Appendix A: DICOM Modality Codes to Procedure Requirement Mapping¶

Modality Code	Modality Name	Typical Procedure Match
MR	Magnetic Resonance	Knee MRI, Brain MRI, Spine MRI
CT	Computed Tomography	CT Angiogram, CT Scan
CR / DX	Computed/Digital Radiography	X-Ray, Chest X-Ray
US	Ultrasound	Cardiac Echo, Abdominal Ultrasound
NM	Nuclear Medicine	Bone Scan, PET Scan
PT	PET	PET Scan
XA	X-Ray Angiography	Cardiac Catheterization
MG	Mammography	Mammogram
ECG	Electrocardiography	ECG/EKG
SR	Structured Report	Radiology Report (text, not imaging)

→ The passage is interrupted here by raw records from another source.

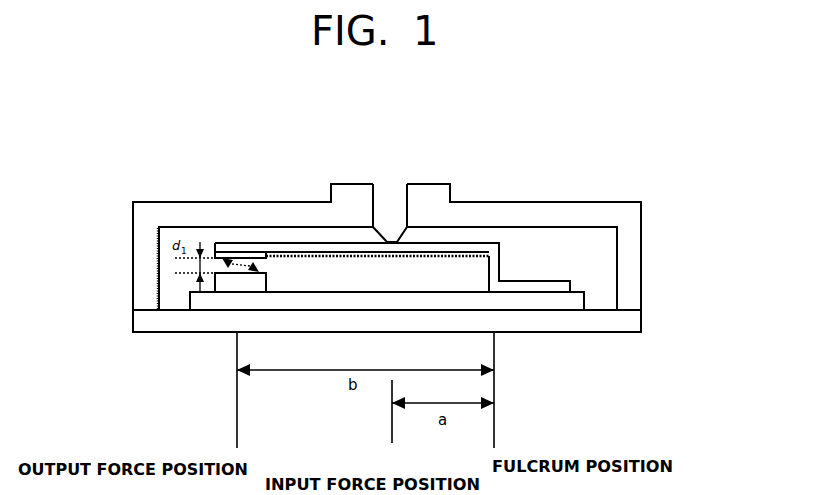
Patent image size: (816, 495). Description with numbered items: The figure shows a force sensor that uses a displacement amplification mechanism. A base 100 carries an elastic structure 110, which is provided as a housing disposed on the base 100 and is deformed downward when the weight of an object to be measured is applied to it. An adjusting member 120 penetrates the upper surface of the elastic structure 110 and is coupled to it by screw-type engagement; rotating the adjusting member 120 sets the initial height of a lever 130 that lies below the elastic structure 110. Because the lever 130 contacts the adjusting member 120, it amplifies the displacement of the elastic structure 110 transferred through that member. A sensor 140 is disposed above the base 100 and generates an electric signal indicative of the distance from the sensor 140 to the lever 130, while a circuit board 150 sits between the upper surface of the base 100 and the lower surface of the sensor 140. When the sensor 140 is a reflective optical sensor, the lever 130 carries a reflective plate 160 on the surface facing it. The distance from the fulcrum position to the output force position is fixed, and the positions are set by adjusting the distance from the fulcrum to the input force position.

The base 100 is at (617, 324).
The elastic structure 110 is at (533, 216).
The adjusting member 120 is at (383, 205).
The lever 130 is at (445, 247).
The sensor 140 is at (218, 285).
The circuit board 150 is at (217, 302).
The reflective plate 160 is at (252, 251).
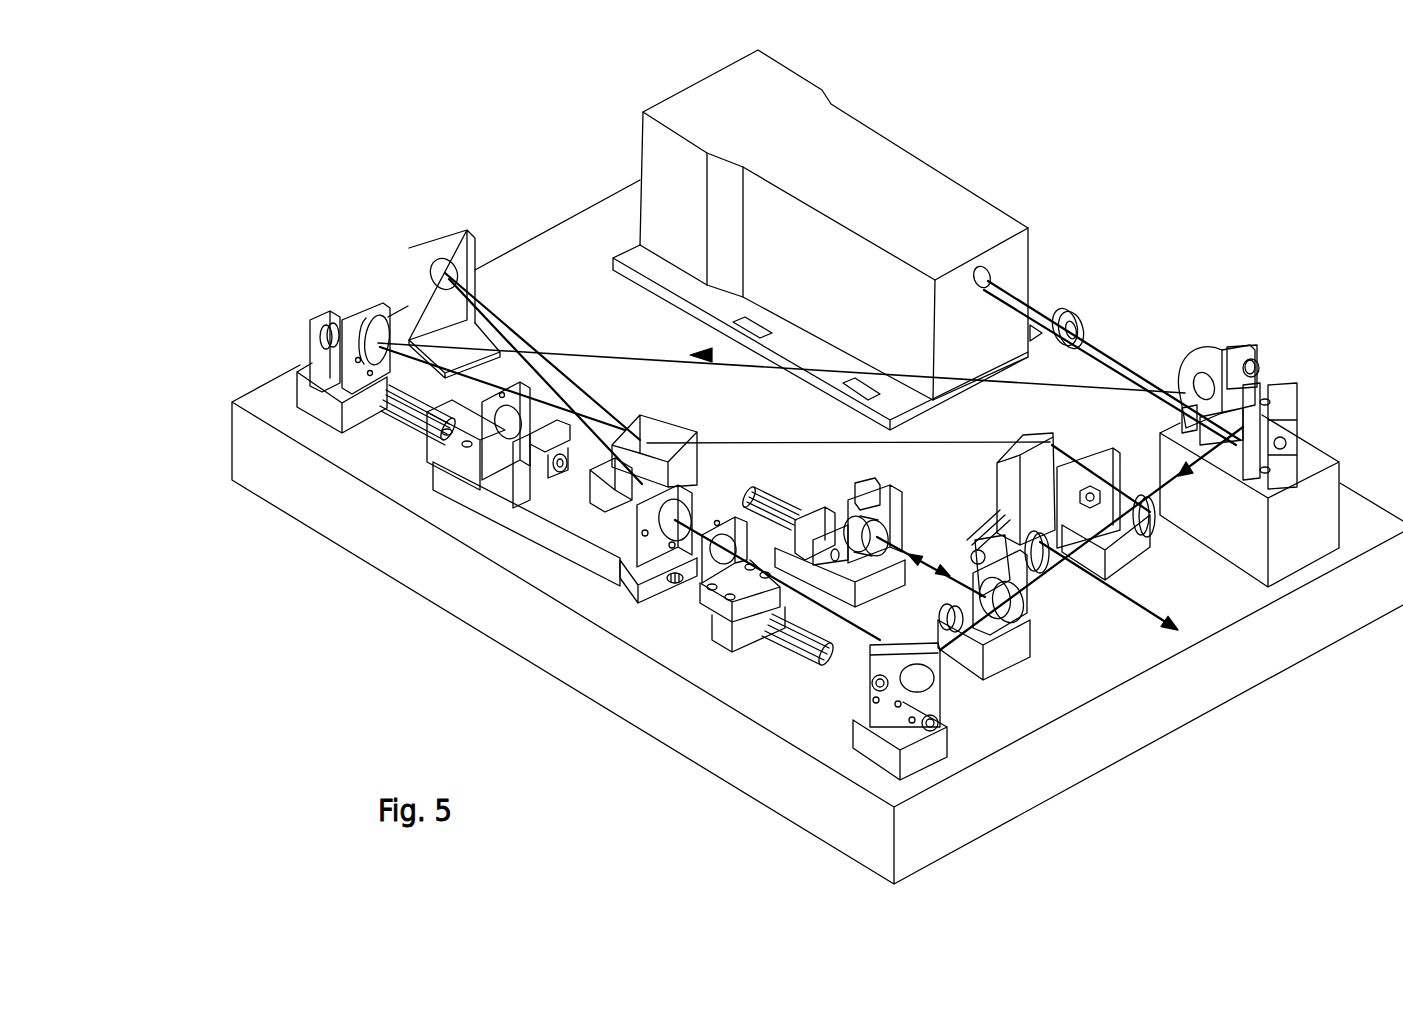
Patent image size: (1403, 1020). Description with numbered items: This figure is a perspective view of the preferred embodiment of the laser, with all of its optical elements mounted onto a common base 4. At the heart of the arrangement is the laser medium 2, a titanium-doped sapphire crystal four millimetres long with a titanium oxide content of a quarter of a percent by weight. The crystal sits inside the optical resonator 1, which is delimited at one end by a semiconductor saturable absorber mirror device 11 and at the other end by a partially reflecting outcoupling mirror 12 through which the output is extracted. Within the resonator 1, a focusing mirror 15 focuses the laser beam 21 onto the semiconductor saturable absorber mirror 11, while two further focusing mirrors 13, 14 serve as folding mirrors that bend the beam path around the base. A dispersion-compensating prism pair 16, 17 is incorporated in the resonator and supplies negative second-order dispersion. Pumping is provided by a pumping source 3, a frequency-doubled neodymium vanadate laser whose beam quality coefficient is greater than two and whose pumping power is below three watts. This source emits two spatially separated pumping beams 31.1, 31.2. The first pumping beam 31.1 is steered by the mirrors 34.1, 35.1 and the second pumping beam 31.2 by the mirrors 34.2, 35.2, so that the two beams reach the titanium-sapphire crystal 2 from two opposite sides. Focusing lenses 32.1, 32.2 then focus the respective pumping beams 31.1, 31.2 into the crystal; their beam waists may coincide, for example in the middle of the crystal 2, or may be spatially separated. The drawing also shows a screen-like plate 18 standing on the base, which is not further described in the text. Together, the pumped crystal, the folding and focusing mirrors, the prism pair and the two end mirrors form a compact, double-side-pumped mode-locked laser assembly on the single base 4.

The optical resonator 1 is at (573, 340).
The laser medium 2 is at (590, 505).
The pumping source 3 is at (652, 137).
The base 4 is at (1316, 634).
The semiconductor saturable absorber mirror device 11 is at (880, 537).
The partially reflecting outcoupling mirror 12 is at (1105, 478).
The focusing mirror 13 is at (668, 528).
The focusing mirror 14 is at (522, 478).
The focusing mirror 15 is at (1012, 610).
The dispersion-compensating prism 16 is at (655, 437).
The dispersion-compensating prism 17 is at (1051, 444).
The screen 18 is at (447, 272).
The laser beam 21 is at (800, 446).
The pumping beam 31.1 is at (606, 357).
The pumping beam 31.2 is at (1200, 468).
The focusing lens 32.1 is at (500, 430).
The focusing lens 32.2 is at (722, 557).
The mirror 34.1 is at (1203, 358).
The mirror 34.2 is at (1258, 395).
The mirror 35.1 is at (370, 340).
The mirror 35.2 is at (922, 680).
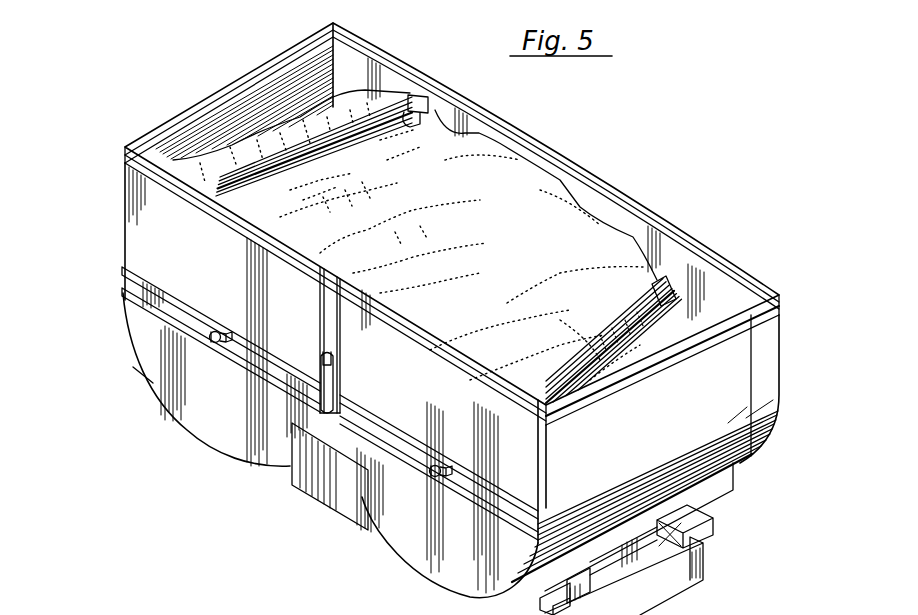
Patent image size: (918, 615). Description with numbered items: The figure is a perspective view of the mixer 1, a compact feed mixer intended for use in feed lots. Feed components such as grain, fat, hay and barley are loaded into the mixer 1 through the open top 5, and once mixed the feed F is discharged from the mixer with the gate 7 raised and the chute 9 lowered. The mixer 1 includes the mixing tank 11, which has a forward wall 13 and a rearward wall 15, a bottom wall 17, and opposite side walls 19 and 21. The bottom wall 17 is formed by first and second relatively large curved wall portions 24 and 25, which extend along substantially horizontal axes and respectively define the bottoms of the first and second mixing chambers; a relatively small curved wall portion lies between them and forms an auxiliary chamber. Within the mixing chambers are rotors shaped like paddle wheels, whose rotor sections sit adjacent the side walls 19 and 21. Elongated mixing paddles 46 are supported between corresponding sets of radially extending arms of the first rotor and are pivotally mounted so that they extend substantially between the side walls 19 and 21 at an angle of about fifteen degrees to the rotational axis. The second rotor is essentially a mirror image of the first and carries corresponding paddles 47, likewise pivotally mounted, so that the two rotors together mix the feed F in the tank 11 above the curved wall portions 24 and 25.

The mixer 1 is at (727, 102).
The open top 5 is at (506, 228).
The gate 7 is at (329, 450).
The chute 9 is at (344, 487).
The mixing tank 11 is at (690, 234).
The forward wall 13 is at (184, 106).
The rearward wall 15 is at (626, 448).
The bottom wall 17 is at (172, 429).
The side wall 19 is at (307, 318).
The side wall 21 is at (407, 63).
The first curved wall portion 24 is at (217, 452).
The second curved wall portion 25 is at (421, 567).
The mixing paddles 46 is at (290, 122).
The paddles 47 is at (618, 312).
The feed F is at (566, 257).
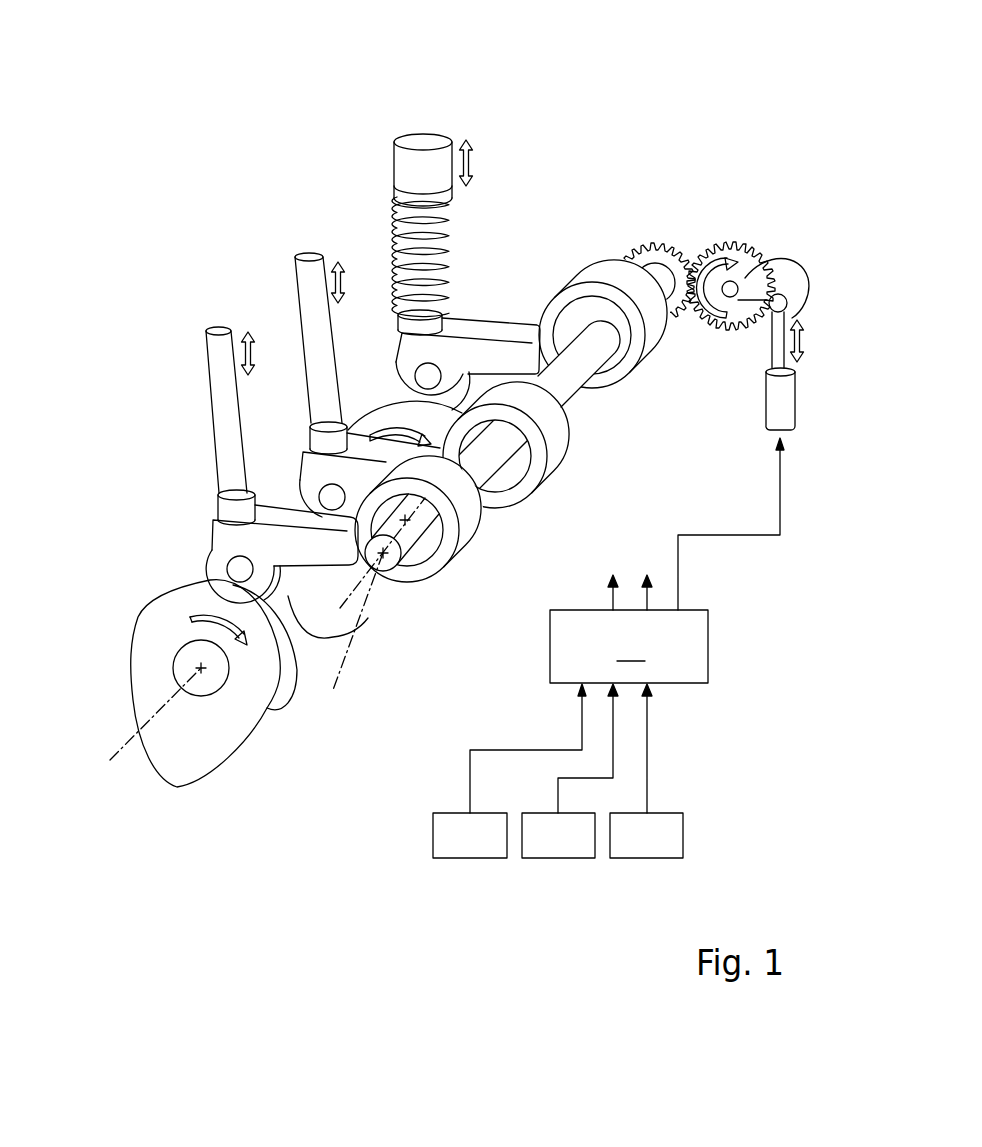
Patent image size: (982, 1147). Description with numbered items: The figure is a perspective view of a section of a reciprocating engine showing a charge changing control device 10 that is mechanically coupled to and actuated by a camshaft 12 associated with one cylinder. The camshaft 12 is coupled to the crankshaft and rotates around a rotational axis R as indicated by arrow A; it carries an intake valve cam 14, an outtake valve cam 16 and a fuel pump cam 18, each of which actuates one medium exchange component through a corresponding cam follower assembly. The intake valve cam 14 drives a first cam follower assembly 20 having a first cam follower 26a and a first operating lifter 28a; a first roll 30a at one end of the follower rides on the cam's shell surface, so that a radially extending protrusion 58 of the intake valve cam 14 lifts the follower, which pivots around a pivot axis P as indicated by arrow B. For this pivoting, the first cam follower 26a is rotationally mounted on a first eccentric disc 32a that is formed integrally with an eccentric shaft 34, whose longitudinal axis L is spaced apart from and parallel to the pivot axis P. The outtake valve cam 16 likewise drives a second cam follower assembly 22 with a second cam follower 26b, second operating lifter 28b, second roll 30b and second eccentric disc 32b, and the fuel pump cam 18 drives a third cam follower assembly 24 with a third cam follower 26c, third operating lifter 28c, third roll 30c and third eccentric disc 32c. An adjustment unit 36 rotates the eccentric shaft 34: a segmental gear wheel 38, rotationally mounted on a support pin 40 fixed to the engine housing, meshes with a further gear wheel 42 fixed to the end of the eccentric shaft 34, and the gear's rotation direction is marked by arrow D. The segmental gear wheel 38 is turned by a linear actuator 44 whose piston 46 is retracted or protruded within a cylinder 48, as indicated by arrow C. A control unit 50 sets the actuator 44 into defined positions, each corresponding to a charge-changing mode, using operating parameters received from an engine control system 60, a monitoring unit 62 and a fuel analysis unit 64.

The charge changing control device 10 is at (616, 84).
The camshaft 12 is at (116, 734).
The intake valve cam 14 is at (237, 732).
The outtake valve cam 16 is at (347, 612).
The fuel pump cam 18 is at (392, 398).
The first cam follower assembly 20 is at (231, 464).
The second cam follower assembly 22 is at (289, 385).
The third cam follower assembly 24 is at (432, 272).
The first cam follower 26a is at (214, 530).
The second cam follower 26b is at (300, 470).
The third cam follower 26c is at (483, 327).
The first operating lifter 28a is at (217, 371).
The second operating lifter 28b is at (311, 280).
The third operating lifter 28c is at (393, 168).
The first roll 30a is at (207, 565).
The second roll 30b is at (296, 490).
The third roll 30c is at (393, 380).
The first eccentric disc 32a is at (430, 550).
The second eccentric disc 32b is at (517, 478).
The third eccentric disc 32c is at (620, 355).
The eccentric shaft 34 is at (563, 393).
The adjustment unit 36 is at (758, 229).
The segmental gear wheel 38 is at (740, 330).
The support pin 40 is at (737, 291).
The further gear wheel 42 is at (672, 240).
The actuator 44 is at (784, 384).
The piston 46 is at (777, 338).
The cylinder 48 is at (766, 410).
The control unit 50 is at (627, 625).
The radially extending protrusion 58 is at (177, 764).
The engine control system 60 is at (470, 852).
The monitoring unit 62 is at (556, 852).
The fuel analysis unit 64 is at (646, 852).
The arrow indicating rotational direction A is at (189, 619).
The arrow indicating pivoting movement B is at (232, 345).
The arrow indicating piston movement C is at (800, 341).
The gear rotation direction D is at (710, 265).
The longitudinal axis L is at (358, 630).
The pivot axis P is at (417, 629).
The rotational axis R is at (143, 725).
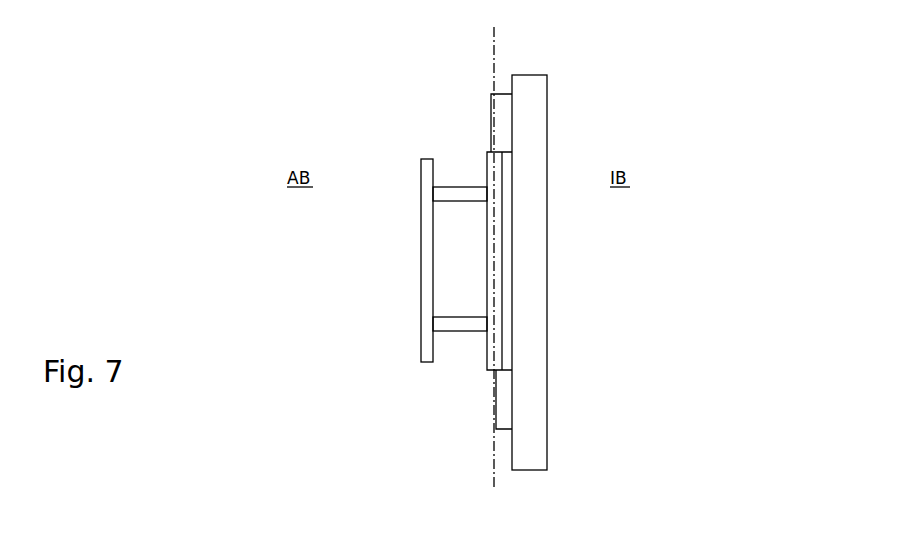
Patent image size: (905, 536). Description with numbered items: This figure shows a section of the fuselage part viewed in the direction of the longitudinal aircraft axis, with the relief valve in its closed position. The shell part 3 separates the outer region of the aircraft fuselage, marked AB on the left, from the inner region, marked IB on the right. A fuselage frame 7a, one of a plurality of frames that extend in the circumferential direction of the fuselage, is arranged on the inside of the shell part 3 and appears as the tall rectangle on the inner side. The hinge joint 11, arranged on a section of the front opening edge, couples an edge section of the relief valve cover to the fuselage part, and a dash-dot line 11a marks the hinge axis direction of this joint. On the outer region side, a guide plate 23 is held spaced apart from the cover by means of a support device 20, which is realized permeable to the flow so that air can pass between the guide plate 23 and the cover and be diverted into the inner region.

The support device 20 is at (430, 139).
The guide plate 23 is at (427, 173).
The hinge joint 11 is at (488, 163).
The shell part 3 is at (491, 112).
The axis 11a is at (495, 52).
The fuselage frame 7a is at (537, 380).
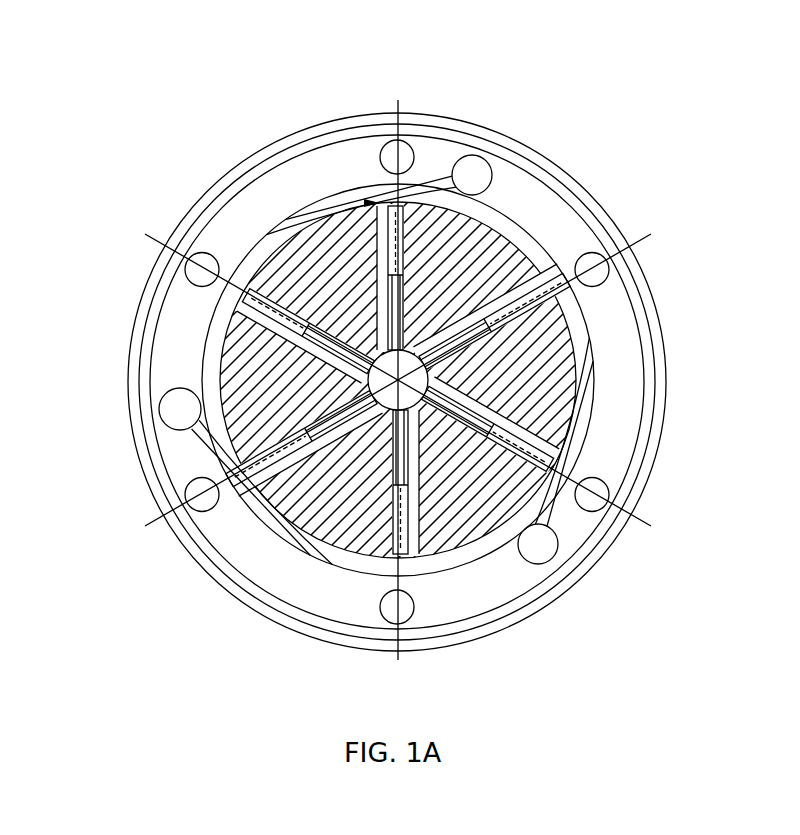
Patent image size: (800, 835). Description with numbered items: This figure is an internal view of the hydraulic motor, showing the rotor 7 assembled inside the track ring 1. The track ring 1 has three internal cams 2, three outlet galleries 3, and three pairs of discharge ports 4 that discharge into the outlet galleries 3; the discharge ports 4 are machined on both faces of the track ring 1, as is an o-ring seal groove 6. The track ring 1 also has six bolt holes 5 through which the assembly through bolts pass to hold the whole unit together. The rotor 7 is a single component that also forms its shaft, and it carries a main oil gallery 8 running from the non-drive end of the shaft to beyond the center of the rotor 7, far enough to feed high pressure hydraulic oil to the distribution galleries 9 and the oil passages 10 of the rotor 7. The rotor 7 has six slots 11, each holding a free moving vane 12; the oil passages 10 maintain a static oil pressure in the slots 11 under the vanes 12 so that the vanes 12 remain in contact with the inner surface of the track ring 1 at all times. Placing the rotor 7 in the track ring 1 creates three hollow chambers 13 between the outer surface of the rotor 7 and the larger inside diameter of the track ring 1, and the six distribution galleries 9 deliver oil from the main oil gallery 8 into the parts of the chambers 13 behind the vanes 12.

The track ring 1 is at (303, 177).
The internal cam 2 is at (455, 207).
The outlet gallery 3 is at (472, 175).
The discharge port 4 is at (388, 197).
The bolt hole 5 is at (396, 146).
The o-ring seal groove 6 is at (449, 128).
The rotor 7 is at (320, 272).
The main oil gallery 8 is at (306, 320).
The distribution gallery 9 is at (325, 348).
The oil passage 10 is at (318, 418).
The slot 11 is at (480, 327).
The vane 12 is at (568, 290).
The hollow chamber 13 is at (517, 238).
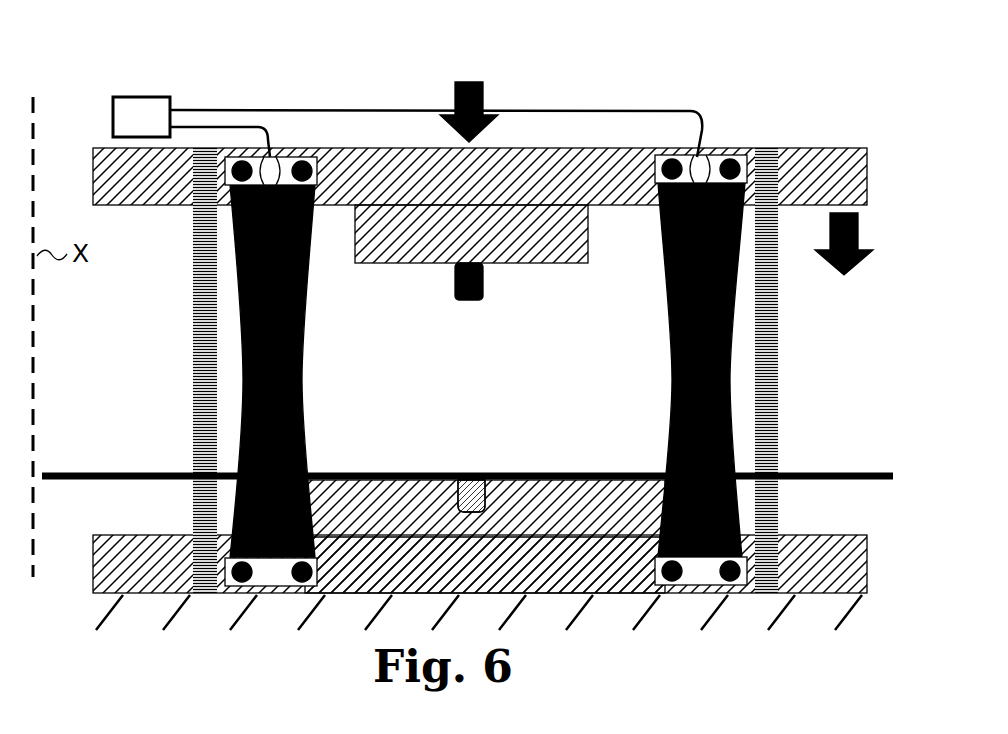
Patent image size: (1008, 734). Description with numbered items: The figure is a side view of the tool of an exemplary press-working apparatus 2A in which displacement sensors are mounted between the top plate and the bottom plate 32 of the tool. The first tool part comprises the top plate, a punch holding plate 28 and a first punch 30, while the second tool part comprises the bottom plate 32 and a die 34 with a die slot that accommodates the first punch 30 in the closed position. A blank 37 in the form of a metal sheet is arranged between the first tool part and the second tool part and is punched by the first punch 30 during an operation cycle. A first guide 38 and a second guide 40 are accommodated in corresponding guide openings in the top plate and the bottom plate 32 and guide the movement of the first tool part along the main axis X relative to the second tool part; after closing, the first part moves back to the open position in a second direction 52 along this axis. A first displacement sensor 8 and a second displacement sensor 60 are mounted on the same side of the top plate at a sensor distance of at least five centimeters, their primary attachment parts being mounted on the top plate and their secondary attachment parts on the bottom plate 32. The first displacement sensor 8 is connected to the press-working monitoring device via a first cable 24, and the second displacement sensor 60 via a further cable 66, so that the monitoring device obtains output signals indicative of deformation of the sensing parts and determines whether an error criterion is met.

Appendix B: Body Part to Procedure Code Mapping¶

BodyPartExamined	Procedure Codes
KNEE	knee_replacement (27447), acl_reconstruction
HIP	hip_replacement (27130)
SPINE / LSPINE / CSPINE	spinal_fusion, laminectomy
HEART / CHEST	cabg (33533), valve_replacement
SHOULDER	shoulder_replacement, rotator_cuff
ABDOMEN	bariatric (43775), hernia_repair
BRAIN / HEAD	craniotomy
BREAST	mastectomy

These mappings are used by the deterministic matcher in match_dicom_metadata_to_requirements() and will be stored in config/dicom_mappings.yaml for configurability.